Ransomware/malware can be 'caught' just by visiting a compromised website so one would like to think RSS readers, mine is Vienna, block the execution of all code in the pages they load. Is that so? My discussion on Vienna's GitHub page was far less than satisfactory on the matter.

So two things. The first is to bring this issue to people -- I had no idea my RSS reader could be a potential source of exposure to malware. RSS readers offer convenience, but apparently I need now to balance that convenience with the potential risks associated with malware.
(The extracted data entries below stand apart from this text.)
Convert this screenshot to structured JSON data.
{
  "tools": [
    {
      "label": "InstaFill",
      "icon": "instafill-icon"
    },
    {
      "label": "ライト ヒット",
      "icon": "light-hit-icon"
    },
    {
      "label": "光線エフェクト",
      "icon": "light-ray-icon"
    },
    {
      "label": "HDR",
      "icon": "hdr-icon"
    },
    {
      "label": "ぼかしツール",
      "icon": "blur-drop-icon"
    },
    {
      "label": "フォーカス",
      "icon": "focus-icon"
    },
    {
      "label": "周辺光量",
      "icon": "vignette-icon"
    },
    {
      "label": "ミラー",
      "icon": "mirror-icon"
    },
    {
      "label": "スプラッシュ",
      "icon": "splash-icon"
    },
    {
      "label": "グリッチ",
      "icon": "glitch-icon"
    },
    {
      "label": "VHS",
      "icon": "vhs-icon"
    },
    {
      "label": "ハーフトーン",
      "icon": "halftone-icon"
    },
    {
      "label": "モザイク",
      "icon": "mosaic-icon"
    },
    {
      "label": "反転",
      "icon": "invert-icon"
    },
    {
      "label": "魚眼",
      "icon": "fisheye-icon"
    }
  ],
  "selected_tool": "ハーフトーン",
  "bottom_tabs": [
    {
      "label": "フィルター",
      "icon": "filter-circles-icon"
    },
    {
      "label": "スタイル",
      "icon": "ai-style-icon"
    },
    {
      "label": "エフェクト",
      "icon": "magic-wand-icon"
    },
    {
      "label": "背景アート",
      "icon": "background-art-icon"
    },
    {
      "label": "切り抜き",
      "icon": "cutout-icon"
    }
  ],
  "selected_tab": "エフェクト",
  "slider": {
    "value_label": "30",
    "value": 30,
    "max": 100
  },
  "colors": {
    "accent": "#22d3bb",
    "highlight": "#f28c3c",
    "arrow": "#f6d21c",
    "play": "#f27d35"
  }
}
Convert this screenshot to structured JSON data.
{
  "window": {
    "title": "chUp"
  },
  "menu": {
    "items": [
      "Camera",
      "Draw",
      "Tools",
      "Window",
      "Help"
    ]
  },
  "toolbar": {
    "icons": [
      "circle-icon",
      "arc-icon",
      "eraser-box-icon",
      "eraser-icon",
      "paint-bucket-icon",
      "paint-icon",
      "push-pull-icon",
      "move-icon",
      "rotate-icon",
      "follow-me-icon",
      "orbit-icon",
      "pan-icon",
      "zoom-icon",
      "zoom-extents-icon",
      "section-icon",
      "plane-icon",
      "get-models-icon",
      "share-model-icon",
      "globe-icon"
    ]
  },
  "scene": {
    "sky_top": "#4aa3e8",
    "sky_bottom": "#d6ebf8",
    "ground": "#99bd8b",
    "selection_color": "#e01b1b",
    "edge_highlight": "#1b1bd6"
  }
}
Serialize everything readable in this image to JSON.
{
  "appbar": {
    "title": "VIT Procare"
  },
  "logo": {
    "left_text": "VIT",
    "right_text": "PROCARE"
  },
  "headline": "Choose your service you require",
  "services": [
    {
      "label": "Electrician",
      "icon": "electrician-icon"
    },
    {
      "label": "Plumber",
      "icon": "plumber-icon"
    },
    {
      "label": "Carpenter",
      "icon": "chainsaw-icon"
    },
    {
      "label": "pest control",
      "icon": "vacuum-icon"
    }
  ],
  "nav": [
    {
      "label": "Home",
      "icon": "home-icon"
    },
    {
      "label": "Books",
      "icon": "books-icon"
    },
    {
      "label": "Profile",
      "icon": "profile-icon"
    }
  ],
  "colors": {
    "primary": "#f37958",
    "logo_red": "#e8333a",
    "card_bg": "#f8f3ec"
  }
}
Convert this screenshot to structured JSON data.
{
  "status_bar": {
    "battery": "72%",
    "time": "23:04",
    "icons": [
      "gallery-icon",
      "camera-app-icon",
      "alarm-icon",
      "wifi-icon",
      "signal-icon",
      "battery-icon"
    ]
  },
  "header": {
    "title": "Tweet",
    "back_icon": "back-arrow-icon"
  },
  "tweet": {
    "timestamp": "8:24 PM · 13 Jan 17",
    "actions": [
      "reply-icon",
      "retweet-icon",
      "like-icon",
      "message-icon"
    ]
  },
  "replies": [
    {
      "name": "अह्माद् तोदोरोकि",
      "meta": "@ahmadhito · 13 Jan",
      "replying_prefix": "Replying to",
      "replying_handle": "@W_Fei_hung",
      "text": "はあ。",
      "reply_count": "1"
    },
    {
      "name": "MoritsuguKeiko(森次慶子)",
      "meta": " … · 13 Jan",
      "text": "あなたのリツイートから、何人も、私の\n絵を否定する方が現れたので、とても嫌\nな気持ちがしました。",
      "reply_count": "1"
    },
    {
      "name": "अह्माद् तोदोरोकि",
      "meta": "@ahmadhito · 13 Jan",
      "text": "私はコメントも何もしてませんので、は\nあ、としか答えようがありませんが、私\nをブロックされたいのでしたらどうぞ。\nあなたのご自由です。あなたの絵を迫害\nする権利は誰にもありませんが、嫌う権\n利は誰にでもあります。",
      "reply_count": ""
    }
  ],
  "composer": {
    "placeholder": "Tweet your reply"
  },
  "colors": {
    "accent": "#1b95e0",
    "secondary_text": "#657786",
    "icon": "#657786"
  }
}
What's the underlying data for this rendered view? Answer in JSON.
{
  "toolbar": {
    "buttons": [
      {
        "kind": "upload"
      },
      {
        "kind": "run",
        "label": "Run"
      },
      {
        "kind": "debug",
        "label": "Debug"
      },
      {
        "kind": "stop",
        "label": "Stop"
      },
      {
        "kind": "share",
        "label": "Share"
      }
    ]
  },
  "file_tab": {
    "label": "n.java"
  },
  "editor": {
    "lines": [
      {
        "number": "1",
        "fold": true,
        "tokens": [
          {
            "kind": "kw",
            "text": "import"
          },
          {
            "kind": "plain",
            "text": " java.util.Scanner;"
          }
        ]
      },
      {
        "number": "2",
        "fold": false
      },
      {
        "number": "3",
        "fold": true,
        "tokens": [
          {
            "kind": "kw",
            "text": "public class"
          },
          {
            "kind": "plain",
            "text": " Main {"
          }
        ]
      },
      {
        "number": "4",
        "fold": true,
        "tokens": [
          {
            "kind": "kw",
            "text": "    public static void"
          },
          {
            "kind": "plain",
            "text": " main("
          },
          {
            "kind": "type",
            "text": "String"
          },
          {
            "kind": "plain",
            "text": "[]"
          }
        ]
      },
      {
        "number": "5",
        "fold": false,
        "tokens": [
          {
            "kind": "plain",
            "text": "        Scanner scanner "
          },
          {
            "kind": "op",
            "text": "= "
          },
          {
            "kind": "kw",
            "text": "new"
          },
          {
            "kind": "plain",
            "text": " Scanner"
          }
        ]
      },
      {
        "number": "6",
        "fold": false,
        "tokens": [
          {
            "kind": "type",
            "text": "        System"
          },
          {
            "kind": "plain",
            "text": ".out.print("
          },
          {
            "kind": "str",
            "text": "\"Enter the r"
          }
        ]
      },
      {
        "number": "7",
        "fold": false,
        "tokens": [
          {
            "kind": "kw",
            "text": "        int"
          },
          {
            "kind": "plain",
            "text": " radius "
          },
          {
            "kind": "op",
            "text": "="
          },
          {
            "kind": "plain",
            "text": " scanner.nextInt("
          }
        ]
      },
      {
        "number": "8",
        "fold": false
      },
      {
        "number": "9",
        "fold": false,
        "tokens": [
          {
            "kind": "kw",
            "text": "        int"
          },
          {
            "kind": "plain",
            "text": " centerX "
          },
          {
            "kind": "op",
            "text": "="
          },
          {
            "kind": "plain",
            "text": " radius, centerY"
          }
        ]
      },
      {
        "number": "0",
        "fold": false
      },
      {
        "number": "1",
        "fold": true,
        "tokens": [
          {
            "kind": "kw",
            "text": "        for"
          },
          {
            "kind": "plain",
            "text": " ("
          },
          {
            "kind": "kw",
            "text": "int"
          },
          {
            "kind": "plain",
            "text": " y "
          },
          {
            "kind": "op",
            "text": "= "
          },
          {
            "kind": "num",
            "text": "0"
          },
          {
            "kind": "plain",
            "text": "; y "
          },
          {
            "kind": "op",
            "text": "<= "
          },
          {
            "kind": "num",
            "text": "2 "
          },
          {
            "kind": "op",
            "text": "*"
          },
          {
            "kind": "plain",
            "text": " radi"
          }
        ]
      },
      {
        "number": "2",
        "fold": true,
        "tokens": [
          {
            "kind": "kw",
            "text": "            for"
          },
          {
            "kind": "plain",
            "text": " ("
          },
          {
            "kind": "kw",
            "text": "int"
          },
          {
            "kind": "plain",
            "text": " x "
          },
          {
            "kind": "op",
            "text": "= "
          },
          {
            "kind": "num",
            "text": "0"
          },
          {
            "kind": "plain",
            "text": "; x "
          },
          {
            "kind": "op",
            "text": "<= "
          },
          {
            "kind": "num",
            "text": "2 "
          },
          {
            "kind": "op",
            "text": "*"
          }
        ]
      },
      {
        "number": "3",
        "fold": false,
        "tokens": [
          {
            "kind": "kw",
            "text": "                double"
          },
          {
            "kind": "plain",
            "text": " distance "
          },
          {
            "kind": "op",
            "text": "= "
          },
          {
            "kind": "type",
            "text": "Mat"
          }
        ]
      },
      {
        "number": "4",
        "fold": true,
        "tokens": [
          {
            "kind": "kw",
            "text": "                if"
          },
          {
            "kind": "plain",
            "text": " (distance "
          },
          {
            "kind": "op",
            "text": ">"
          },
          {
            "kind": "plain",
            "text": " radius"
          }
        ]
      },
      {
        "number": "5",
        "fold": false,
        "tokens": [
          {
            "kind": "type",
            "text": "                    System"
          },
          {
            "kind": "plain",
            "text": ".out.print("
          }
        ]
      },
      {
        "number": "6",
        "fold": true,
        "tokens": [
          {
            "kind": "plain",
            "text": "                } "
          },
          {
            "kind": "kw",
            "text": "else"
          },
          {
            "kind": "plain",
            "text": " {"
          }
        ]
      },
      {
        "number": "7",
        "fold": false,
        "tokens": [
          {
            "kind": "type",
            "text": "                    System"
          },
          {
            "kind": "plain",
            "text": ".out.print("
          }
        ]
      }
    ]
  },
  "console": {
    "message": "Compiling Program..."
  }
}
I believe not many people are thinking of this issue and they might benefit from being aware of it.

Two, is there a way of sandboxing a RSS reader (ideally in the most complete way), so that it cannot be a source of malware? is disabling JavaScript and plugins in the RSS browser enough (not really clear what plugins the internal browser has to start with...)?


1 Answer 1


I'm sorry you felt the response you got on the Vienna GitHub page wasn't satisfactory. The issue was caused by a compromised web server that was serving you an RSS feed and also performing a normal HTTP request to a ransomware site.

To add an answer to your second item, disabling JS and plugins in the internal browser should be more than enough. Attempting to reach a ransomeware site isn't a security issue in itself.

For Sandboxing, Vienna was patched in November 2016 (see https://github.com/ViennaRSS/vienna-rss/issues/736) to prevent an XML exploit that allowed a malicious RSS feed to potentially read files outside of the application. We hope to add the macOS native sandboxing in the future and that is an issue that is high on our list of improvements to make to Vienna and hopefully won't be outstanding for too much longer.